Drei Syrerinnen mit gefälschten Papieren an deutsch-niederländischer Grenze aufgegriffen
Hellmuth OrtmannDrei Syrerinnen mit gefälschten Papieren an deutsch-niederländischer Grenze aufgegriffen
Die Bundespolizei hat drei syrische Frauen in die Niederlande zurückgeführt, nachdem sie am Grenzübergang Aachen-Vetschau mit gefälschten Papieren aufgegriffen worden waren. Die zwischen 27 und 39 Jahre alten Frauen trugen gefälschte rumänische Personalausweise bei sich und wurden wegen unerlaubter Einreise und Urkundenfälschung sofort in Gewahrsam genommen.

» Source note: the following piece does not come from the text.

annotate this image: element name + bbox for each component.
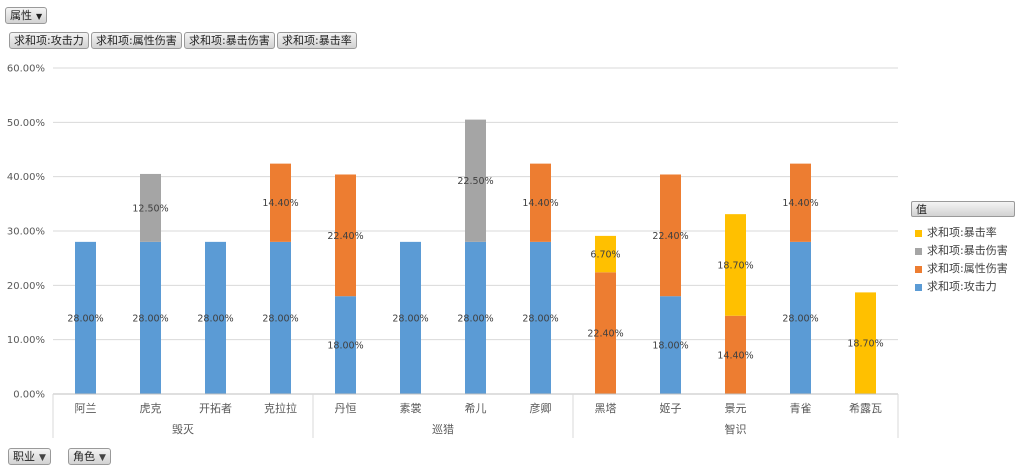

Der Vorfall ereignete sich, als die Behörden bei einer Kontrolle die Fälschungen erkannten. Den gefälschten Dokumenten fehlten wesentliche Sicherheitsmerkmale, die echte Papiere aufweisen – ein Umstand, der sofort Misstrauen weckte.
Wie spätere Ermittlungen ergaben, waren die Frauen vermutlich über die Türkei und Griechenland nach Europa eingeschleust worden. Nach Abschluss der strafrechtlichen Verfahren entschied die Behörde, sie in die Niederlande zurückzubringen.
Die Rückführung erfolgte nach Abschluss des rechtlichen Verfahrens. Der Fall unterstreicht die anhaltenden Bemühungen im Kampf gegen Dokumentenfälschung und illegale Grenzübertritte. Die Sicherheitskräfte überwachen weiterhin die Routen, die von Schleusern genutzt werden.